No opposition leaders could even stand for Russian elections
Having established tight control over Russia’s political system, Putin’s victory in the March election is all but assured. Prominent critics who could challenge him on the ballot are either in jail or living abroad, and most independent media have been banned.
Neither the costly, drawn-out war in Ukraine nor a failed rebellion last summer by mercenary chief Yevgeny Prigozhin appears to have affected his high approval ratings reported by independent pollsters.
Who would challenge him on the ballot remains unclear.
Two announced plans to run elections against Putin
Two people have announced plans to run: former lawmaker Boris Nadezhdin, who holds a seat on a municipal council in the Moscow region, and Yekaterina Duntsova, a journalist and lawyer from the Tver region north of Moscow, who once was a member of a local legislature. For both, getting on the ballot could be an uphill battle.
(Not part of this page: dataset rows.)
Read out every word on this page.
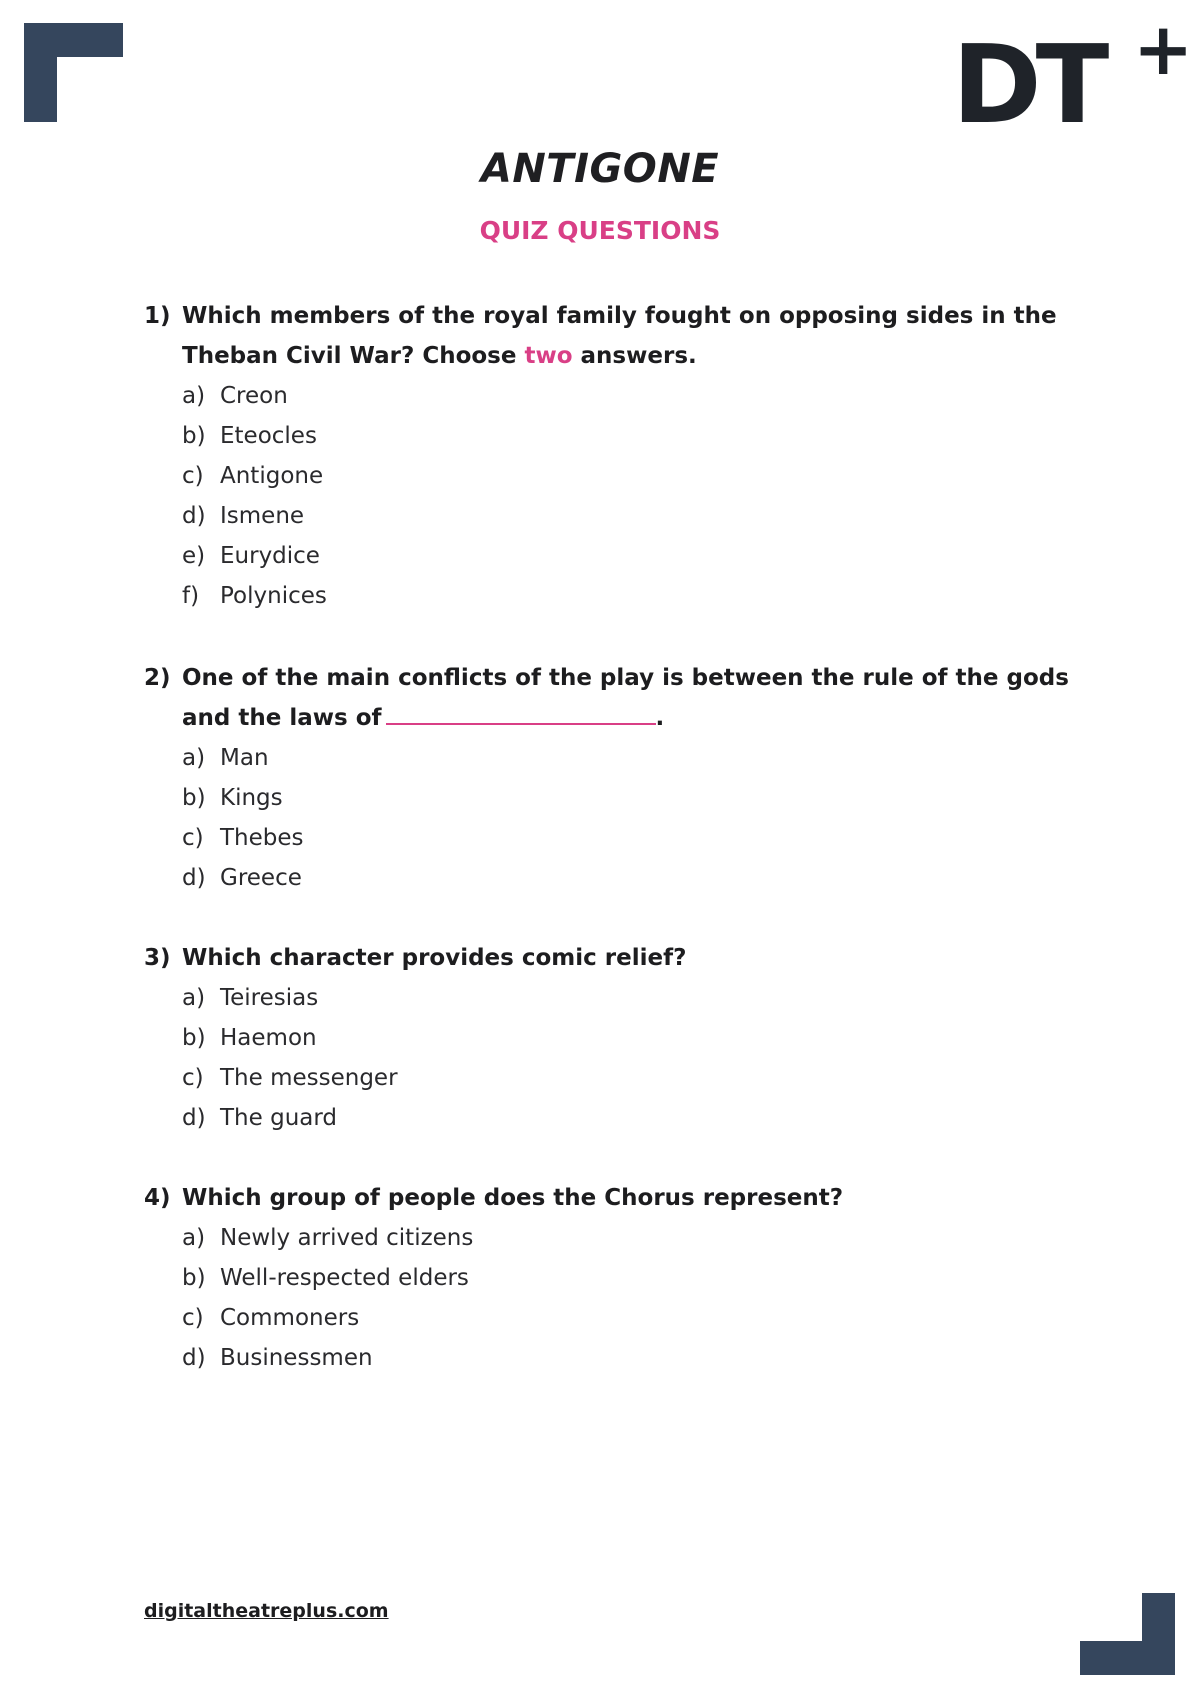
DT +
ANTIGONE
QUIZ QUESTIONS
1) Which members of the royal family fought on opposing sides in the Theban Civil War? Choose two answers.
a) Creon
b) Eteocles
c) Antigone
d) Ismene
e) Eurydice
f) Polynices
2) One of the main conflicts of the play is between the rule of the gods and the laws of	.
a) Man
b) Kings
c) Thebes
d) Greece
3) Which character provides comic relief?
a) Teiresias
b) Haemon
c) The messenger
d) The guard
4) Which group of people does the Chorus represent?
a) Newly arrived citizens
b) Well-respected elders
c) Commoners
d) Businessmen
digitaltheatreplus.com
Unless one of five political parties that have seats in the State Duma, Russia’s lower house, nominates them as their candidate, they would have to gather tens of thousands of signatures across multiple regions.
According to Russian election laws, candidates put forward by a party that is not represented in the State Duma or in at least a third of regional legislatures have to submit at least 1,00,000 signatures from 40 or more regions. Those running independently of any party would need a minimum of 3,00,000 signatures from 40 regions or more.
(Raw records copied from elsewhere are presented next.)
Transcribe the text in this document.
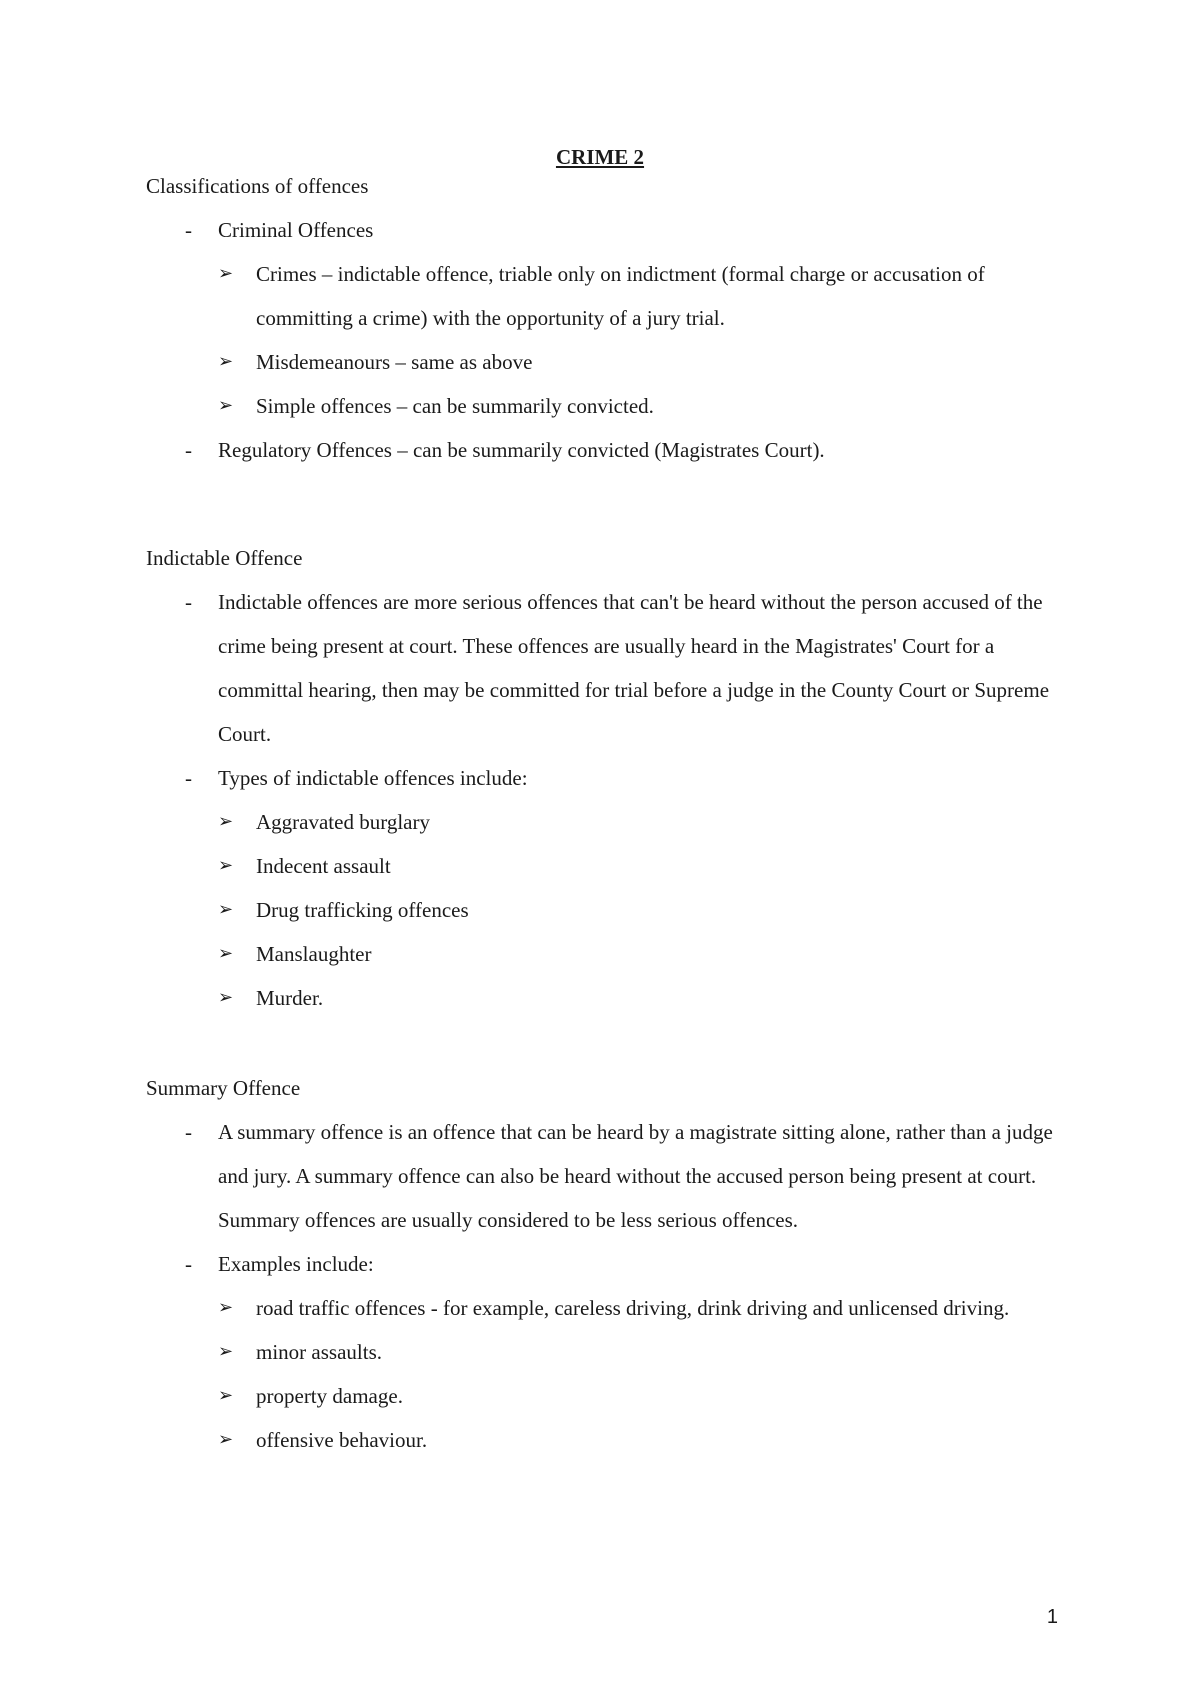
CRIME 2
Classifications of offences
- Criminal Offences
➢ Crimes – indictable offence, triable only on indictment (formal charge or accusation of committing a crime) with the opportunity of a jury trial.
➢ Misdemeanours – same as above
➢ Simple offences – can be summarily convicted.
- Regulatory Offences – can be summarily convicted (Magistrates Court).
Indictable Offence
- Indictable offences are more serious offences that can't be heard without the person accused of the crime being present at court. These offences are usually heard in the Magistrates' Court for a committal hearing, then may be committed for trial before a judge in the County Court or Supreme Court.
- Types of indictable offences include:
➢ Aggravated burglary
➢ Indecent assault
➢ Drug trafficking offences
➢ Manslaughter
➢ Murder.
Summary Offence
- A summary offence is an offence that can be heard by a magistrate sitting alone, rather than a judge and jury. A summary offence can also be heard without the accused person being present at court. Summary offences are usually considered to be less serious offences.
- Examples include:
➢ road traffic offences - for example, careless driving, drink driving and unlicensed driving.
➢ minor assaults.
➢ property damage.
➢ offensive behaviour.
1
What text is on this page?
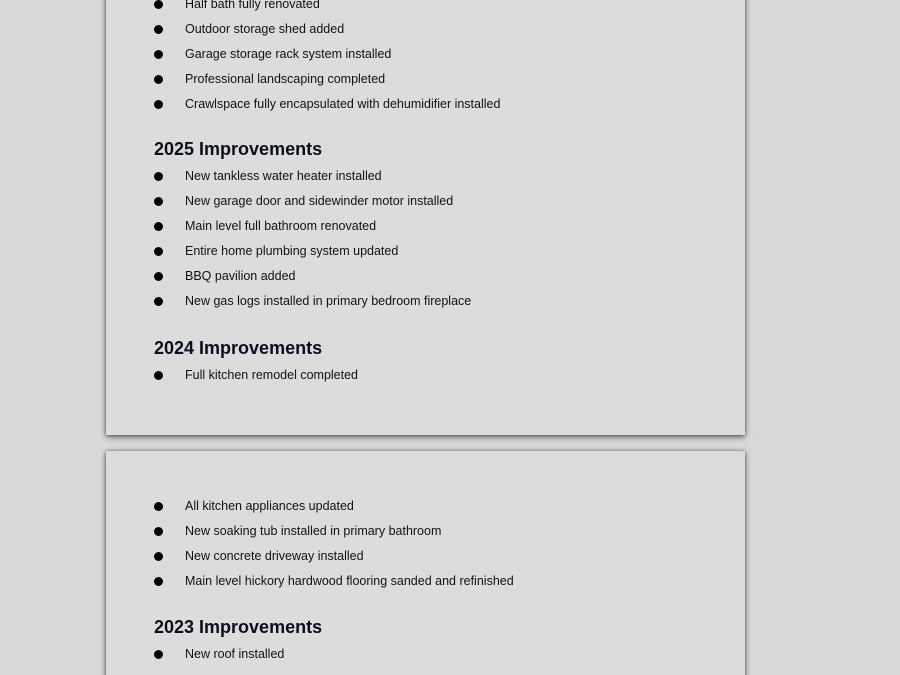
Half bath fully renovated
Outdoor storage shed added
Garage storage rack system installed
Professional landscaping completed
Crawlspace fully encapsulated with dehumidifier installed
2025 Improvements
New tankless water heater installed
New garage door and sidewinder motor installed
Main level full bathroom renovated
Entire home plumbing system updated
BBQ pavilion added
New gas logs installed in primary bedroom fireplace
2024 Improvements
Full kitchen remodel completed
All kitchen appliances updated
New soaking tub installed in primary bathroom
New concrete driveway installed
Main level hickory hardwood flooring sanded and refinished
2023 Improvements
New roof installed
How Putin managed to win earlier elections
Those requirements apply to Putin as well, who has used different tactics over the years. He ran as an independent in 2018 and his campaign gathered signatures. In 2012, the Kremlin’s United Russia party nominated him, so he didn’t need them.
The Central Election Commission plans online voting in addition to traditional paper ballots in about 30 Russian regions and is considering stretching the voting across three days -– a practice that was adopted during the pandemic and widely criticized by independent election monitors.